There are a couple of factors which need to be looked at when trying to predict inflation
Factors leading to lower inflation
1. Base effect: Since the base of prices is so high ,so even if prices remain the same, then inflation will be at zero – this is the reason why in the first half of 2009 , we had almost reached zero % inflation and people were getting into a frenzy thinking we are getting into a deflation scenario
2. Food inflation: has started coming down—cost of food has stabilized and the expectations are of a better year in food production vs 2009. This will help bring down food inflation and hence is a positive driver to lower inflation
3. RBI Monetary Policy: RBI recently had raised the CRR by 0.75% and hence is sucking out liquidity from the system. Hence there is lesser money chasing the same amount of product and hence will lead to lower prices in the market. This will help control inflation. In fact it is expected that in the next credit review in April, the RBI may further increase rates.

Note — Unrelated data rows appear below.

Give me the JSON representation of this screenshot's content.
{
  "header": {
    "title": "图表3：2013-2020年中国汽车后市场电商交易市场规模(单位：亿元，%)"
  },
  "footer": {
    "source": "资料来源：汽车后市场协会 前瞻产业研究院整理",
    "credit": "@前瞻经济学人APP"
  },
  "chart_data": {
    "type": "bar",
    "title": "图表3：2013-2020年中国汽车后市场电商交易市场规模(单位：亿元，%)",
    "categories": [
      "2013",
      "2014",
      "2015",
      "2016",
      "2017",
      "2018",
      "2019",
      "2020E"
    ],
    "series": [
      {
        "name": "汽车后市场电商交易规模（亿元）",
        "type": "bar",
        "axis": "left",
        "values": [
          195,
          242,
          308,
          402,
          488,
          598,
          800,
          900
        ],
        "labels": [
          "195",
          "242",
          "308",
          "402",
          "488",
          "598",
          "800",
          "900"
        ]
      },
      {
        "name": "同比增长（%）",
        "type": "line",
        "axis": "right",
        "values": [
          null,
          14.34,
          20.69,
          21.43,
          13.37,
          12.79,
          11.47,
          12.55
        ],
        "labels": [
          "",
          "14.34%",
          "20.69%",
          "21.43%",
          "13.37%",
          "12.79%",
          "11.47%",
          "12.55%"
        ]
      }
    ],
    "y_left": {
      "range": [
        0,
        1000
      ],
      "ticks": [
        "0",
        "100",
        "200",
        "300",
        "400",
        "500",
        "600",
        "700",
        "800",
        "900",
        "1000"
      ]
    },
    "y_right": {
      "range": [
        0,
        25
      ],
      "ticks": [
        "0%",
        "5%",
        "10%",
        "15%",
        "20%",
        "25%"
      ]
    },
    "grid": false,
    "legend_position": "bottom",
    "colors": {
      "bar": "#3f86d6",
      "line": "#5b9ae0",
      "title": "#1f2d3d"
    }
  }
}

Factors leading to higher inflation
1. Increase in fuel prices: The Government has already increased fuel prices some time ago. This has increased the fuel inflation ( inflation because of fuel prices) . This is at present negating the effect of lower food inflation on the overall inflation number. If you look at the prices of crude oil over the last few weeks- they are consistently on the move up- presently hovering around 82$. So if the prices of oil goes up, the government either has to subsidize prices or increase fuel prices once again—so a –ve factor on Inflation
2. Commodity prices: With growth comes increased commodity prices. Already iron ore prices seem to be on the way up , steel prices are being increased—and all of these things will lead to increased prices of products for infrastructure and hence increased inflation
So where are we headed?
My guess is that the forces forcing the inflation % down are stronger than the forces pulling it up – especially the base effect and hence inflation is on its way down over the next three to four months.